Rachael Ray has a love her or hate her kind of personality. Millions adore her quirkiness and down-to-earth style. Others, including many celebrity chefs and food writers, heap criticism upon her. Entire blogs are devoted to slamming the self-proclaimed Anti-Martha Stewart.
It’s easy to dismiss Rachael as an amateur chef. She uses boxed ingredients, she hates specialty foods in recipes, her food often has silly nicknames, and she uses abbreviations like EVOO for extra-virgin olive oil. She giggles when she cooks and makes juvenile comments. What her critics don’t understand is that Rachael is entertaining and that’s what people want.
There are dozens of cooking shows on television. If people only wanted to know a recipe, they could buy a book. People love Rachael because of her engaging personality, her recipes fit the American lifestyle – cheap and easy, and most importantly, Rachael Ray is someone they can relate to.
Early Culinary Beginnings
Rachael says she was born into cooking.
"My first vivid memory is watching mom in a restaurant kitchen. She was flipping something with a spatula. I tried to copy her and ended up grilling my right thumb! I was three or four. Everyone on both sides of my family cooks."
The Ray family owned several restaurants on Cape Cod, Massachusetts. Later, the family relocated to upstate New York, where her mother went to work as the food supervisor for a chain of restaurants.
"I was surrounded by all different styles of cooking, and worked in the food service industry in just about every capacity you can imagine.”
Rachael Eats the Big Apple
Rachael's professional career started at Macy's Marketplace in New York at the candy counter. She was then promoted to manager of the fresh foods department. After Macy's, Rachael was involved with opening Agata & Valentina, the celebrated New York gourmet market, where she was the store manager and buyer.
Back to the Mountains
Although she enjoyed her career in the city, Rachael wanted to return the lifestyle she knew in the Adirondacks. Once upstate, Rachael managed pubs and restaurants at the famed Sagamore Resort on Lake George and was then recruited by Cowan & Lobel, a large gourmet market in Albany, to be its food buyer.
An Empire is Born
As a way to increase sales during the holidays, Rachael began a series of cooking classes, 30-Minute Meals. The classes became so popular they were covered by the local news. The next week, an Albany TV station asked Rachael to do a weekly 30 Minute Meals segment for the evening news. Nominated for two regional Emmys, the show was a major success. The show is now carried by the Food Network.
Is This Cooking?
30-Minute Meals is definitely not gourmet and probably makes people like Martha Stewart cringe. Rachael cuts corners and uses boxed ingredients. She abhors specialty ingredients. Her dishes only use what she can find at the local supermarket. She has received a lot of bad press for this, from the media as well as chefs.

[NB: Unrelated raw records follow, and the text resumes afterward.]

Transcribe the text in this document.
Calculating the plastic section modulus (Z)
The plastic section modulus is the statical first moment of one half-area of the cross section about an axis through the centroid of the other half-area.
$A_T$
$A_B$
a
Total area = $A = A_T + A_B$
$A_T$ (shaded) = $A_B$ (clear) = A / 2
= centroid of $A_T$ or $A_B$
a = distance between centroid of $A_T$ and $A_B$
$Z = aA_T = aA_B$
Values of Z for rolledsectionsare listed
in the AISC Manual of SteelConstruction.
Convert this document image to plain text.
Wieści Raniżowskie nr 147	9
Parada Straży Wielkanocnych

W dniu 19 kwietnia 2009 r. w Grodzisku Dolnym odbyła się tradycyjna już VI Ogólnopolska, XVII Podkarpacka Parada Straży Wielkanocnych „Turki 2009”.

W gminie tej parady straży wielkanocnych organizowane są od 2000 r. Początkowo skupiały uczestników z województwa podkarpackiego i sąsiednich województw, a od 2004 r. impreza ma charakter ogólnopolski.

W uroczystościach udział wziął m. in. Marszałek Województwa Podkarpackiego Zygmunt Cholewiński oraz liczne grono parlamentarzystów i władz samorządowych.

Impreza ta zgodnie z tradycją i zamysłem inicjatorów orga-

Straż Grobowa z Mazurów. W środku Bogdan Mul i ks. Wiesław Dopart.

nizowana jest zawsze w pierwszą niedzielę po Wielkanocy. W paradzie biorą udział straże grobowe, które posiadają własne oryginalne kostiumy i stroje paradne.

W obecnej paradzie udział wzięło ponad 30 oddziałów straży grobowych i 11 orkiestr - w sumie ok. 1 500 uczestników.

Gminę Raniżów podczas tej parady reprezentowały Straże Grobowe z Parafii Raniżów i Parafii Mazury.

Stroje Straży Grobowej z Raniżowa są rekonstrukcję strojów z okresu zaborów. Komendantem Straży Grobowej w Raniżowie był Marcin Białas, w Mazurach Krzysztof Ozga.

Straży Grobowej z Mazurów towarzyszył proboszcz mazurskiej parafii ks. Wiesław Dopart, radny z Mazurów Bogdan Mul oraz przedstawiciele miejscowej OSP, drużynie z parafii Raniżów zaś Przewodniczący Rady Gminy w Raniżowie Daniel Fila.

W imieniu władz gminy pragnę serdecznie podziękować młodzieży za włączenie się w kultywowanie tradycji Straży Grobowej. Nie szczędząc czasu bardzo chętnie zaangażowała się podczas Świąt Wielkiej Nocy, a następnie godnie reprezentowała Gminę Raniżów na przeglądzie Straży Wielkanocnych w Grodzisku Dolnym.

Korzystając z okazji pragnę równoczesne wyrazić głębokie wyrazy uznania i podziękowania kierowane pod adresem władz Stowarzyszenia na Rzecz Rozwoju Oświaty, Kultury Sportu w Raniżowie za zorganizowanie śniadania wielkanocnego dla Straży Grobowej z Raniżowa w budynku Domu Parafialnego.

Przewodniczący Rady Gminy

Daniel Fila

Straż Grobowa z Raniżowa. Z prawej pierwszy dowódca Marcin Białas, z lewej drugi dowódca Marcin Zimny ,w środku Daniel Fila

In Rachael’s defense, this is the reality for most Americans. As much as we’d like to whip up a gourmet meal every night, we simply don’t have the time. Between work, picking up the kids from school, soccer practice, violin lessons, softball, chores around the house, and everything else we do, it’s a miracle we have time to eat food, let alone prepare it ourselves. Having fast, easy to prepare meals at least gives families more time to spend together at the dinner table. So, yes I do prefer to make everything myself using only whole foods, but that’s not always reality. To Rachael’s critics, I say there are more important things than food. Don’t be a snob.
Food Network Superstar
Other Food Network shows with Rachael Ray include $40 a Day, how to enjoy gourmet food on a limited budget, no matter where you travel. Inside Dish takes Rachael into the home and kitchens of American’s biggest celebrities. Rachael Ray’s Tasty Travels has Rachael sharing insider tips and travel secrets that will make your next vacation the tastiest yet.
The Next Oprah?
Rachael has signed a deal with Oprah Winfrey's production company to host a daytime syndicated talk show targeted to launch in fall 2006. After Dr. Phil, Ray will become only the second personality that Winfrey will develop on her own talk show. Ray has appeared on The Oprah Winfrey Show in the past, but her appearances will now become more frequent. Will Rachael be Oprah’s replacement when she retires?
In Oprah-like fashion, Rachael has launched her own magazine, Rachael Ray Magazine. Published bimonthly, Rachael shares cooking tips, shopping advice, and recipes.